Fomos até o gabinete buscar livros a serem distribuídos no aulão. Na Faculdade de Letras, achei que ia ler mais por prazer.

Subimos as escadas que já não consigo mais subir. Ela falava sem parar com seu sotaque Hispano, o que me agrada. O sotaque e o fato de ela falar sem parar comigo. Apenas em tempos de paz o silêncio é aceitável para mim.

A professora já é especialista em barricada. Eu, em nada.

A chave virou na fechadura e, lá dentro, nossa metáfora. Primeiro, um susto. Depois, o entendimento: um passarinho preso. Um passarinho preso com uma coisa presa no pé. Uma passarinha presa com seu ninho preso no pé com seu filhote morto dentro.

Desespero. Grito. Aflição. Não consigo. Nem a professora com sotaque Hispano.

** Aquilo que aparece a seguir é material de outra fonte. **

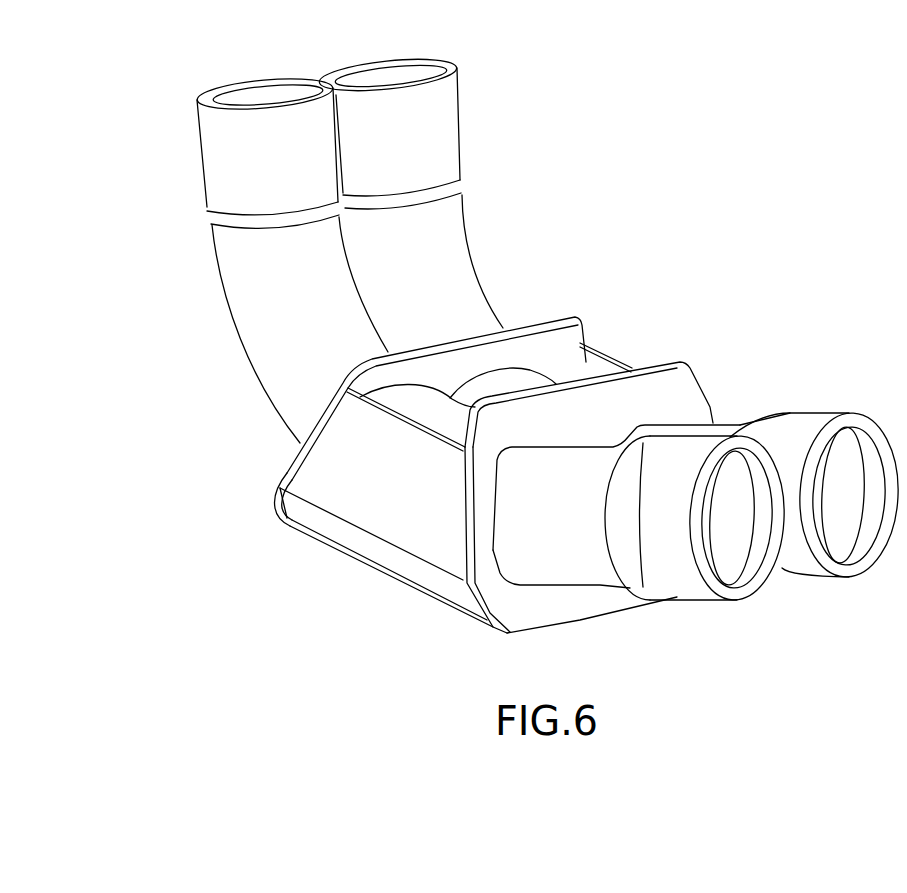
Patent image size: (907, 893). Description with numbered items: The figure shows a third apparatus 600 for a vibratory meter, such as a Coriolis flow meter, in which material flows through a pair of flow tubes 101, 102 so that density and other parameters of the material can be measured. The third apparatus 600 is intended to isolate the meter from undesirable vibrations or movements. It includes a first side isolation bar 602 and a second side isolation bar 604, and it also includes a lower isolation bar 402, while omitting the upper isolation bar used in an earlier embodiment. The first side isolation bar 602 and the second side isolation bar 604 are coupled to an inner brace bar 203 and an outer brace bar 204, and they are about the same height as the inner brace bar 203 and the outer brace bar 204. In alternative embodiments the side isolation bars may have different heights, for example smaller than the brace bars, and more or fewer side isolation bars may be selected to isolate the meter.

Chamei o menino mais doce pra ajudar. Ele veio. E mais uma professora competente e sem sotaque Hispano. E mais uma moça tão bonita e forte. Na ocupação ajuda sempre chega.

Eu e a professora dona do gabinete descemos para o aulão. A professora que chegou para ajudar e a moça bonita e forte cuidaram da passarinha. Ajudei a moça a enterrar o filhote e a professora levou a passarinha para a Faculdade de Veterinária.

Ficou tudo bem com a passarinha. A professora que fez o salvamento me contou sorrindo. A professora do gabinete me abraçou forte quando contei a notícia. Pequenas vitórias merecem grandes comemorações.

Com a gente não tá tudo bem. Temos alguns ninhos com futuros mortos presos nos pés. Mas esse peso que impede o voo não é motivo pra desistir. Na ocupação, a gente luta juntos pra voar de novo.